When this kind of thing happens, the audiences are sent home and the organizers told to cease operation until they acquire the appropriate licenses. This is tough to pull off even for accredited venue owners, who bemoan a convoluted, citywide system that appears to be riddled with favoritism. In order to change a building's zoning designation to get an entertainment permit, for example, one can expect a year's worth of public hearings and expenditures of $50,000 or more.

Those running legitimate venues counter: That's just the price of starting a business.

“We've definitely lost shows to warehouse [parties],” says Liz Garo, talent buyer for the Echo/Echoplex and Spaceland Productions. She adds, “Yes, [obtaining permits is] expensive, but you know, we did it, it can be done, you just have to do it.”

Though Garo's boss, Mitchell Frank, insists there is no competition between underground and institutionalized venues, he says via email, “Seeking capital for permits and meet[ing] city codes is tough for sure, but I always encourage new businesses to look at the long term … to create a sound business plan to help acquire capital/crowdsourcing, etc.”

For many folks involved with underground venues, it's not about the money, and they don't consider their spaces businesses.

“Our intentions are completely different,” says Cameron Rath, L.A. Fort co-founder. “We're trying to [maintain] an inclusive space for people to work together, to create together, to explore ideas … to create culture in our city and to build self-sustaining community.”

L.A. Fort was forced to restructure after its visit from vice; it pulled back from booking high-profile bands and increased offerings of lectures, performance art and various skill-sharing workshops, all organized by an open membership — anyone can join.

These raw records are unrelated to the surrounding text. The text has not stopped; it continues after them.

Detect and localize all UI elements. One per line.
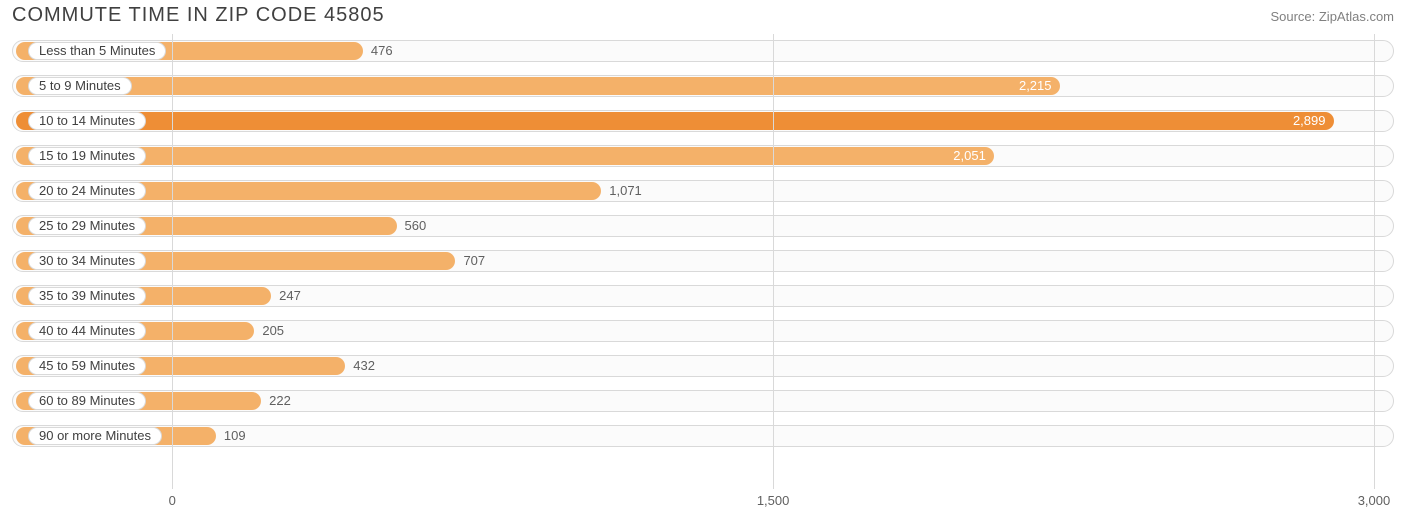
bar-category-label: 45 to 59 Minutes (28, 357, 146, 375)
bar-category-label: 10 to 14 Minutes (28, 112, 146, 130)
bars-group: Less than 5 Minutes 476 5 to 9 Minutes 2,21… (12, 34, 1394, 454)
bar-fill (16, 147, 994, 165)
x-axis-tick-label: 1,500 (757, 493, 790, 508)
gridline (1374, 34, 1375, 489)
bar-value-label: 432 (353, 357, 375, 375)
bar-value-label: 2,215 (1019, 77, 1052, 95)
bar-category-label: 5 to 9 Minutes (28, 77, 132, 95)
bar-row: 10 to 14 Minutes 2,899 (12, 104, 1394, 139)
bar-value-label: 2,899 (1293, 112, 1326, 130)
bar-category-label: 90 or more Minutes (28, 427, 162, 445)
bar-value-label: 109 (224, 427, 246, 445)
chart-source: Source: ZipAtlas.com (1270, 9, 1394, 24)
bar-row: 35 to 39 Minutes 247 (12, 279, 1394, 314)
bar-category-label: 30 to 34 Minutes (28, 252, 146, 270)
x-axis-tick-label: 0 (169, 493, 176, 508)
bar-value-label: 222 (269, 392, 291, 410)
bar-row: 15 to 19 Minutes 2,051 (12, 139, 1394, 174)
gridline (172, 34, 173, 489)
x-axis-tick-label: 3,000 (1358, 493, 1391, 508)
bar-category-label: 40 to 44 Minutes (28, 322, 146, 340)
chart-header: COMMUTE TIME IN ZIP CODE 45805 Source: Z… (12, 0, 1394, 30)
bar-value-label: 1,071 (609, 182, 642, 200)
plot-area: Less than 5 Minutes 476 5 to 9 Minutes 2,21… (12, 34, 1394, 489)
bar-track (12, 425, 1394, 447)
bar-row: 20 to 24 Minutes 1,071 (12, 174, 1394, 209)
bar-value-label: 560 (405, 217, 427, 235)
bar-row: 30 to 34 Minutes 707 (12, 244, 1394, 279)
bar-row: 45 to 59 Minutes 432 (12, 349, 1394, 384)
bar-category-label: 20 to 24 Minutes (28, 182, 146, 200)
bar-row: 25 to 29 Minutes 560 (12, 209, 1394, 244)
x-axis: 0 1,500 3,000 (12, 489, 1394, 517)
bar-value-label: 707 (463, 252, 485, 270)
bar-value-label: 476 (371, 42, 393, 60)
bar-category-label: 35 to 39 Minutes (28, 287, 146, 305)
bar-category-label: Less than 5 Minutes (28, 42, 166, 60)
bar-row: 5 to 9 Minutes 2,215 (12, 69, 1394, 104)
bar-row: 40 to 44 Minutes 205 (12, 314, 1394, 349)
bar-category-label: 15 to 19 Minutes (28, 147, 146, 165)
gridline (773, 34, 774, 489)
bar-row: 60 to 89 Minutes 222 (12, 384, 1394, 419)
commute-time-chart: COMMUTE TIME IN ZIP CODE 45805 Source: Z… (12, 0, 1394, 522)
bar-category-label: 60 to 89 Minutes (28, 392, 146, 410)
chart-title: COMMUTE TIME IN ZIP CODE 45805 (12, 4, 385, 27)
bar-row: 90 or more Minutes 109 (12, 419, 1394, 454)
bar-fill (16, 112, 1334, 130)
bar-row: Less than 5 Minutes 476 (12, 34, 1394, 69)
bar-value-label: 247 (279, 287, 301, 305)
bar-value-label: 2,051 (953, 147, 986, 165)
bar-category-label: 25 to 29 Minutes (28, 217, 146, 235)
bar-value-label: 205 (262, 322, 284, 340)
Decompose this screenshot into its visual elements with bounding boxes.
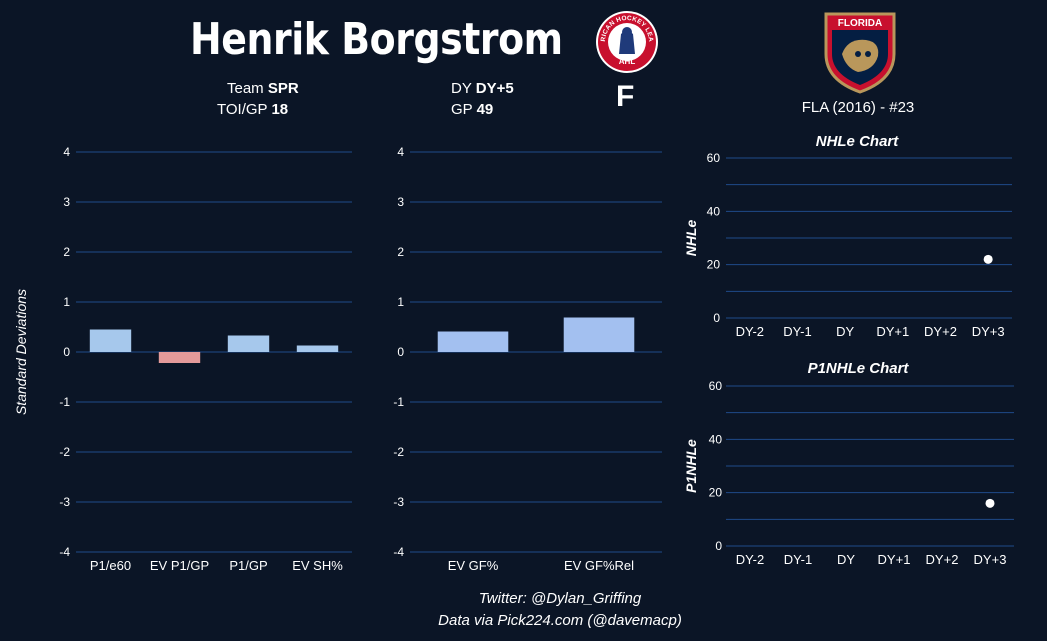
y-tick-label: -4 — [393, 545, 404, 559]
y-tick-label: 4 — [63, 145, 70, 159]
x-tick-label: DY+3 — [972, 324, 1005, 339]
toi-label: TOI/GP — [217, 101, 268, 118]
data-point — [983, 254, 993, 264]
bar — [563, 317, 635, 352]
y-axis-label: Standard Deviations — [13, 289, 29, 415]
data-source: Data via Pick224.com (@davemacp) — [438, 612, 682, 629]
gp-value: 49 — [476, 101, 494, 118]
y-tick-label: -4 — [59, 545, 70, 559]
y-tick-label: 0 — [63, 345, 70, 359]
dy-value: DY+5 — [475, 80, 514, 97]
x-tick-label: DY+2 — [926, 552, 959, 567]
y-tick-label: 2 — [63, 245, 70, 259]
bar — [296, 345, 339, 352]
dy-info: DY DY+5 — [451, 78, 514, 99]
x-tick-label: DY+1 — [876, 324, 909, 339]
team-info: Team SPR — [227, 78, 299, 99]
bar — [227, 335, 270, 352]
y-tick-label: -1 — [59, 395, 70, 409]
position-label: F — [616, 80, 635, 113]
y-tick-label: 1 — [397, 295, 404, 309]
chart-title: NHLe Chart — [816, 133, 900, 150]
ahl-logo: AMERICAN HOCKEY LEAGUE AHL — [595, 10, 658, 73]
x-tick-label: DY+3 — [974, 552, 1007, 567]
x-tick-label: DY-2 — [736, 324, 764, 339]
y-tick-label: 0 — [715, 539, 722, 553]
y-tick-label: 20 — [707, 258, 721, 272]
panthers-logo: FLORIDA — [824, 12, 896, 94]
toi-value: 18 — [271, 101, 289, 118]
ahl-logo-short: AHL — [619, 57, 636, 66]
p1nhle-chart: P1NHLe Chart 60 40 20 0 DY-2 DY-1 DY DY+1 DY+2 DY+… — [683, 360, 1014, 567]
team-value: SPR — [267, 80, 299, 97]
gp-label: GP — [451, 101, 473, 118]
y-axis-label: P1NHLe — [683, 439, 699, 493]
x-tick-label: DY-1 — [783, 324, 811, 339]
y-tick-label: 60 — [709, 379, 723, 393]
x-tick-label: EV P1/GP — [150, 558, 209, 573]
y-tick-label: 2 — [397, 245, 404, 259]
x-tick-label: EV GF% — [448, 558, 499, 573]
y-tick-label: 20 — [709, 486, 723, 500]
dy-label: DY — [451, 80, 472, 97]
x-tick-label: DY-2 — [736, 552, 764, 567]
x-tick-label: DY — [837, 552, 855, 567]
y-tick-label: -1 — [393, 395, 404, 409]
y-tick-label: -2 — [393, 445, 404, 459]
y-tick-label: 40 — [707, 204, 721, 218]
florida-logo-text: FLORIDA — [838, 18, 882, 29]
y-tick-label: -3 — [59, 495, 70, 509]
y-tick-label: 60 — [707, 151, 721, 165]
data-point — [985, 498, 995, 508]
player-name: Henrik Borgstrom — [190, 14, 563, 65]
draft-info: FLA (2016) - #23 — [801, 99, 915, 116]
bar — [89, 329, 132, 352]
y-tick-label: -2 — [59, 445, 70, 459]
twitter-credit: Twitter: @Dylan_Griffing — [478, 590, 642, 607]
gp-info: GP 49 — [451, 99, 493, 120]
x-tick-label: DY — [836, 324, 854, 339]
y-tick-label: 0 — [713, 311, 720, 325]
x-tick-label: P1/GP — [229, 558, 267, 573]
y-tick-label: 4 — [397, 145, 404, 159]
y-tick-label: 3 — [63, 195, 70, 209]
bar — [158, 352, 201, 363]
chevron-down-icon[interactable]: ▼ — [534, 30, 546, 44]
x-tick-label: DY+1 — [878, 552, 911, 567]
y-tick-label: 1 — [63, 295, 70, 309]
y-tick-label: 3 — [397, 195, 404, 209]
toi-info: TOI/GP 18 — [217, 99, 288, 120]
y-axis-label: NHLe — [683, 220, 699, 257]
x-tick-label: DY+2 — [924, 324, 957, 339]
y-tick-label: -3 — [393, 495, 404, 509]
y-tick-label: 0 — [397, 345, 404, 359]
nhle-chart: NHLe Chart 60 40 20 0 DY-2 DY-1 DY DY+1 DY+2 DY+3 N… — [683, 133, 1012, 339]
chart-title: P1NHLe Chart — [808, 360, 910, 377]
x-tick-label: EV SH% — [292, 558, 343, 573]
team-label: Team — [227, 80, 264, 97]
x-tick-label: P1/e60 — [90, 558, 131, 573]
y-tick-label: 40 — [709, 432, 723, 446]
onice-chart: 4 3 2 1 0 -1 -2 -3 -4 EV GF% EV GF%Rel — [393, 145, 662, 573]
x-tick-label: DY-1 — [784, 552, 812, 567]
x-tick-label: EV GF%Rel — [564, 558, 634, 573]
bar — [437, 331, 509, 352]
production-chart: 4 3 2 1 0 -1 -2 -3 -4 P1/e60 EV P1/GP P1/GP EV SH% St… — [13, 145, 352, 573]
footer: Twitter: @Dylan_Griffing Data via Pick22… — [400, 588, 720, 632]
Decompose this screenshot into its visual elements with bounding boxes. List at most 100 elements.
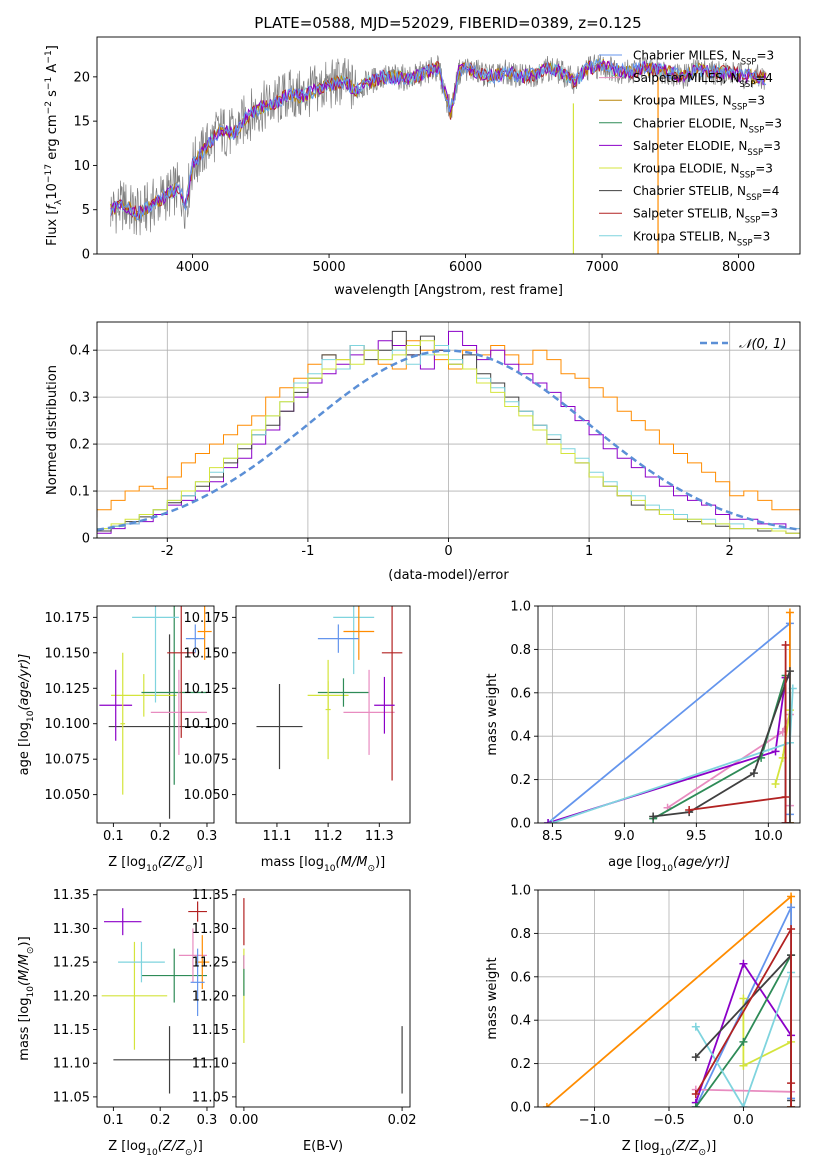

But this sort of highly organized approach isn't going to work for everybody. After all, half the appeal of an after-hours party is simply showing up somewhere, half-drunk, to welcome daybreak on the dance floor when everyone else has closed up shop.

So, the question becomes, what approach should those who want the after-hours parties and the unauthorized art spaces take?

“We need to start getting political,” says Juli Emmel, operations manager at Art Share L.A., an artist-in-residency community center downtown. She suggests writing city councilmembers to urge them to work toward solutions to the gridlocked permitting system. “People can effect change much more effectively from within.”